The couple aren’t sure exactly what they’ll decide. “I’ve read a lot of Warren Buffett. He lives in the same house he’s been in for decades,” Mark said. (Buffett, 93, has lived in his five-bedroom Omaha, Neb., house since 1958.)
Nowhere else to go
Many just don’t see a better alternative to their big homes. Smaller properties with amenities that might appeal to older homeowners, such as no stairs and close proximity to services, are scarce in many areas, said Jennifer Molinsky, director of the Housing an Aging Society program at Harvard’s Joint Center for Housing Studies.
The ones that do exist can be expensive, she said. People also have big financial incentives to stay put. More than half of boomers have no mortgage. That group pays a median $612 in monthly housing costs, which includes insurance and property taxes, the Redfin analysis found. These homeowners could, at least theoretically, sell and use the windfall to buy something else.
Those with mortgages face a different calculus: They would generally have to give up their cheap loans and borrow at today’s much higher rates to move. Homeowners whose properties have appreciated dramatically might also face a big capital-gains tax bill if they choose to sell.

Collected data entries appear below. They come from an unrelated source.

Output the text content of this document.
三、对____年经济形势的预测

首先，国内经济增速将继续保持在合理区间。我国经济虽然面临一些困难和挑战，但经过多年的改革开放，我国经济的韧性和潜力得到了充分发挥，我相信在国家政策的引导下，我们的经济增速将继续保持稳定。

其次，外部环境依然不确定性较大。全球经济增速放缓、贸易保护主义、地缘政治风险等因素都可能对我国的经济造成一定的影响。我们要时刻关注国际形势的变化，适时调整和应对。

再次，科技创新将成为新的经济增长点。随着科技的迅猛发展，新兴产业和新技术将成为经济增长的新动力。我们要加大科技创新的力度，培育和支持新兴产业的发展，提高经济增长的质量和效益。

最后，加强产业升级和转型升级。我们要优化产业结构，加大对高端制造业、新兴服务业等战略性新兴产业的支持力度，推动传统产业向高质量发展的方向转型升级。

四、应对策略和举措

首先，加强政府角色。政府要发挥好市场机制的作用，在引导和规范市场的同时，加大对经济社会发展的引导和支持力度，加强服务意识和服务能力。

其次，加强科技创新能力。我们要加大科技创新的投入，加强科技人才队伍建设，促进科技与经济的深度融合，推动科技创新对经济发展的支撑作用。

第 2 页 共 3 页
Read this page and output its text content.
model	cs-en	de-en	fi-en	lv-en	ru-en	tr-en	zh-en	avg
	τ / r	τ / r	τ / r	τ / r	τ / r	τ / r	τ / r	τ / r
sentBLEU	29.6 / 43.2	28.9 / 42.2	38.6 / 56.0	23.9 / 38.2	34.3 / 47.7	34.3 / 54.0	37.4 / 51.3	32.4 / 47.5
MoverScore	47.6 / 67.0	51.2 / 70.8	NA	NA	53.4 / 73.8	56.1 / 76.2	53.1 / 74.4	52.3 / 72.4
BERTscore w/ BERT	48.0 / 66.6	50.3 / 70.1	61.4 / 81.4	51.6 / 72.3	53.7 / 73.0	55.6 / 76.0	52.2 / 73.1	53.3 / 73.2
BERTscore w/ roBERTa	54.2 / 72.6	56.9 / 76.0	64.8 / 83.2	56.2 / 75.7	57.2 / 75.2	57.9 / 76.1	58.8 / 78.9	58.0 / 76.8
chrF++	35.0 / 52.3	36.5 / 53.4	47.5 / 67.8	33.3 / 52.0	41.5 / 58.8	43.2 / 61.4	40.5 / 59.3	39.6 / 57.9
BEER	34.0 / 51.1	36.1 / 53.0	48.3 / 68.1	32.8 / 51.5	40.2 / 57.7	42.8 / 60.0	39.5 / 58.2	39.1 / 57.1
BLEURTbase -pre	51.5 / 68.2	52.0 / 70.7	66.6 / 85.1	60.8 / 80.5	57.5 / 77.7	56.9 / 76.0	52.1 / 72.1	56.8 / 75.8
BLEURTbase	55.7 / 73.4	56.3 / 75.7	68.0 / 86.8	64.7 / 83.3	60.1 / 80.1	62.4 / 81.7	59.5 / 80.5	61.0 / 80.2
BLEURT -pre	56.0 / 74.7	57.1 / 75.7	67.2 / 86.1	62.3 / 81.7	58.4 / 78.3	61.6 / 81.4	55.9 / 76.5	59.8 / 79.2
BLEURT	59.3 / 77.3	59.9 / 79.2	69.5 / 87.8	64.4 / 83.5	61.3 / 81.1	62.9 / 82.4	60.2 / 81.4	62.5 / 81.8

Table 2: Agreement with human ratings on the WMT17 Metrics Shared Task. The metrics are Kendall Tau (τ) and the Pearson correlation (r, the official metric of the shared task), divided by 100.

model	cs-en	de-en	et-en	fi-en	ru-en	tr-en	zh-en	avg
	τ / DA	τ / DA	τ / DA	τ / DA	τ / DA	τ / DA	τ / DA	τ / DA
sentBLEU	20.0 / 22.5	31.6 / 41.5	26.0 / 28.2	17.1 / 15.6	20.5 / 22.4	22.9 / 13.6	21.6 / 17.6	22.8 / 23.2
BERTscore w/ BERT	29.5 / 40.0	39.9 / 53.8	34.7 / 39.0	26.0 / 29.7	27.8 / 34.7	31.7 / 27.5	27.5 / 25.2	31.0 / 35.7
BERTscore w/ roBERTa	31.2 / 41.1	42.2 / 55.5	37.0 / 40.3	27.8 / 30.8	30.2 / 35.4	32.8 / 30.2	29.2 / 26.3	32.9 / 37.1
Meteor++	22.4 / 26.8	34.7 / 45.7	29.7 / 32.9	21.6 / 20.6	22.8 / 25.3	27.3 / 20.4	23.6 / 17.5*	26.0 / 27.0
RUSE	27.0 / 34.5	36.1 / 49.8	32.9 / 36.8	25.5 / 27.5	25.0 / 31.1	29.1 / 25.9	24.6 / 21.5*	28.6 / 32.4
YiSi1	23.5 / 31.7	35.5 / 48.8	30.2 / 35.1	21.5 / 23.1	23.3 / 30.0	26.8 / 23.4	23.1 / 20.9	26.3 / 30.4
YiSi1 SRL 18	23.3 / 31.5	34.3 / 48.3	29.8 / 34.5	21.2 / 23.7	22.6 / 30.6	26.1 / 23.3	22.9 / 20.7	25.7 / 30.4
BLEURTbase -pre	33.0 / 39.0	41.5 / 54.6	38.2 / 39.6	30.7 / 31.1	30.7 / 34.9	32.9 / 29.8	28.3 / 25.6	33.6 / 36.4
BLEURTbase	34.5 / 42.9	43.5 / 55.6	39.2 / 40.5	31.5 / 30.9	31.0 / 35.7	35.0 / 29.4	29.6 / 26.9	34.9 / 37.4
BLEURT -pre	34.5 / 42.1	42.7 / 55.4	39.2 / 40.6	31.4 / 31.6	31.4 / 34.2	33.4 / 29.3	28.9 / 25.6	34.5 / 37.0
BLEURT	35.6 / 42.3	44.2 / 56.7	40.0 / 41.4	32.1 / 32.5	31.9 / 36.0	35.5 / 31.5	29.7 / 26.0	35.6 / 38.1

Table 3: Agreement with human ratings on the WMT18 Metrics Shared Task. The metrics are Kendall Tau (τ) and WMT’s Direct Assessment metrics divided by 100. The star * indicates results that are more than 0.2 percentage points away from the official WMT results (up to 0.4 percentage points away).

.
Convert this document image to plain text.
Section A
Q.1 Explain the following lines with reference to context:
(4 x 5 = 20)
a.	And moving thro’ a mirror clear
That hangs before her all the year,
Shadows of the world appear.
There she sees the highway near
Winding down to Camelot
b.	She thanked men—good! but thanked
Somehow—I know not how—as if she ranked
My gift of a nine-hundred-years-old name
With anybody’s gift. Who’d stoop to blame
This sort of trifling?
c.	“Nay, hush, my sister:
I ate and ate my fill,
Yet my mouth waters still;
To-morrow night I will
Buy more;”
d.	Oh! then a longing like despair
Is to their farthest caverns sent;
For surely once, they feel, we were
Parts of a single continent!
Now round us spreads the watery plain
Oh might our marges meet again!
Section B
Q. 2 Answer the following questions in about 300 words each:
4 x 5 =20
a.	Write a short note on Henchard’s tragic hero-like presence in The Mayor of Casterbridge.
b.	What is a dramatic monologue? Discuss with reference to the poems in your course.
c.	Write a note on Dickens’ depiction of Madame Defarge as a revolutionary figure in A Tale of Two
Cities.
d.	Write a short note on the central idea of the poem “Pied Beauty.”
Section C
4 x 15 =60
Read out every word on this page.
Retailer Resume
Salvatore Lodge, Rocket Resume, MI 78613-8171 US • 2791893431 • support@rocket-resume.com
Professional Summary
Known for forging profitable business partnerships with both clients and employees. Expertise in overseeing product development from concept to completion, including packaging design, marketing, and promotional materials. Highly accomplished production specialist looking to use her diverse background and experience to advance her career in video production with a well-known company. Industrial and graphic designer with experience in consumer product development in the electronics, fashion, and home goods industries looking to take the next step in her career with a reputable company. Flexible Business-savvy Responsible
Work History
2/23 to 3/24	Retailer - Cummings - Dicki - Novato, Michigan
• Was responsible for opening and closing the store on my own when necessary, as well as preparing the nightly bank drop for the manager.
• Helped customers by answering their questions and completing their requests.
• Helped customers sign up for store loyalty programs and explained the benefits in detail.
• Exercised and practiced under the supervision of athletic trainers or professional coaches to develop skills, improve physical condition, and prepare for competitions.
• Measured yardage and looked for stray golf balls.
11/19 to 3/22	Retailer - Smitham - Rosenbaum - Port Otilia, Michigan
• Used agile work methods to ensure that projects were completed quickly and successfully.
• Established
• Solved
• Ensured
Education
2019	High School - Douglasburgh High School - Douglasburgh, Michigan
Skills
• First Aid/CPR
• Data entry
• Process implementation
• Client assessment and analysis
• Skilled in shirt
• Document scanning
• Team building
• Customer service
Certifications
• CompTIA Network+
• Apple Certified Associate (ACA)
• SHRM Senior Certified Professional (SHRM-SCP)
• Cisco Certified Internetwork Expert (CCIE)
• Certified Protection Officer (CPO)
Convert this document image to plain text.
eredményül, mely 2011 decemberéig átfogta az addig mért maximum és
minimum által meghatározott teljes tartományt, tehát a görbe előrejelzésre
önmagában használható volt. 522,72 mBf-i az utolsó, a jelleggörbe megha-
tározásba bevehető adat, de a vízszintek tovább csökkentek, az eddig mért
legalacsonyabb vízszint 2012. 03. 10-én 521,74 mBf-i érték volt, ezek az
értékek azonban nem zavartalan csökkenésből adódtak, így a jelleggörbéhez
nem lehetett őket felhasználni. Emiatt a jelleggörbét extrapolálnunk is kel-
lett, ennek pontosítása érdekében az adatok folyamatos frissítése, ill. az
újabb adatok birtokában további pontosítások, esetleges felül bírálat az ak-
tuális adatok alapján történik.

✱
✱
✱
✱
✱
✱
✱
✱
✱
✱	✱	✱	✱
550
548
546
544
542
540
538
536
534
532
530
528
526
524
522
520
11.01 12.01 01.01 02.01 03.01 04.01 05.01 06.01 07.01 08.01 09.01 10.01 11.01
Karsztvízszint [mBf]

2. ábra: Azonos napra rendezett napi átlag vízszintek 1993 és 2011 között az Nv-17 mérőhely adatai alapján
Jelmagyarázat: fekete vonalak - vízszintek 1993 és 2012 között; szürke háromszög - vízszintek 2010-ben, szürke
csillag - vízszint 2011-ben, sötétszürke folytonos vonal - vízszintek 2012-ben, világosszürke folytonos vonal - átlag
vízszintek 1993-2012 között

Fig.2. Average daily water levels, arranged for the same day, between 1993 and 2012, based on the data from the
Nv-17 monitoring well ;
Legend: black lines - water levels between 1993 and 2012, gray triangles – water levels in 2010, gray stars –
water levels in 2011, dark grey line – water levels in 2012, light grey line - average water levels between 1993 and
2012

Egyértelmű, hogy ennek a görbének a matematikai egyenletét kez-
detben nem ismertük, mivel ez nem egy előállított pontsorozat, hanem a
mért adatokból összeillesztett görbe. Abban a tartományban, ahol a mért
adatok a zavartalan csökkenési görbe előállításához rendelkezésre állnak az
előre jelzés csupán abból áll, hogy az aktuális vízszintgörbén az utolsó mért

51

Elaine Garrison would love to move from the Palm Beach Gardens, Fla., home where she and her husband, Rick Garrison, raised their two sons. “The house is too dang big,” said Elaine, 69. “I don’t need a formal dining and living room. I don’t need four bedrooms.” What she does need: a place without stairs that aggravate her lower back every time she uses them.
The couple’s primary mortgage costs $1,750 a month including taxes, interest and insurance. A second mortgage, which they took out 15 years ago to pay for living expenses, runs between $700 and $800 a month. Their home insurance is up steeply, from around $7,000 in 2020 to $11,000 this year.
Still, they believe they would have to pay more if they bought a smaller home in the area. The Garrisons have also looked into renting, but they found that it would run them about $4,000 a month. She might be able to buy something in another state, she said, “but I’m not doing that.”
Cash buyers
Still, boomers are often in a better position to buy than anyone else. They are much more likely to buy in cash, which blunts the effects of higher interest rates and gives them room to bid more in hot housing markets. Boomers made up 31% of home buyers, while millennials made up 38%, a 2023 National Association of Realtors survey found. Michael and Heather Sandifer, who are 73 and 77, have no plans to leave the threebedroom Greenwich, Conn., home they bought in 1992.
They love the place and figure that moving to an apartment or smaller house in the area would cost them much more. They owe about $170,000 on the property at a rate around 3%. Heather, a former textile designer, has taken over two of the bedrooms as studios for her botanical-focused art. The property is close to local walking trails and a train line to New York City. The Sandifers enjoy cooking together in the kitchen almost every day. “We’re kind of stuck where we are, but in a nice way,” said Michael.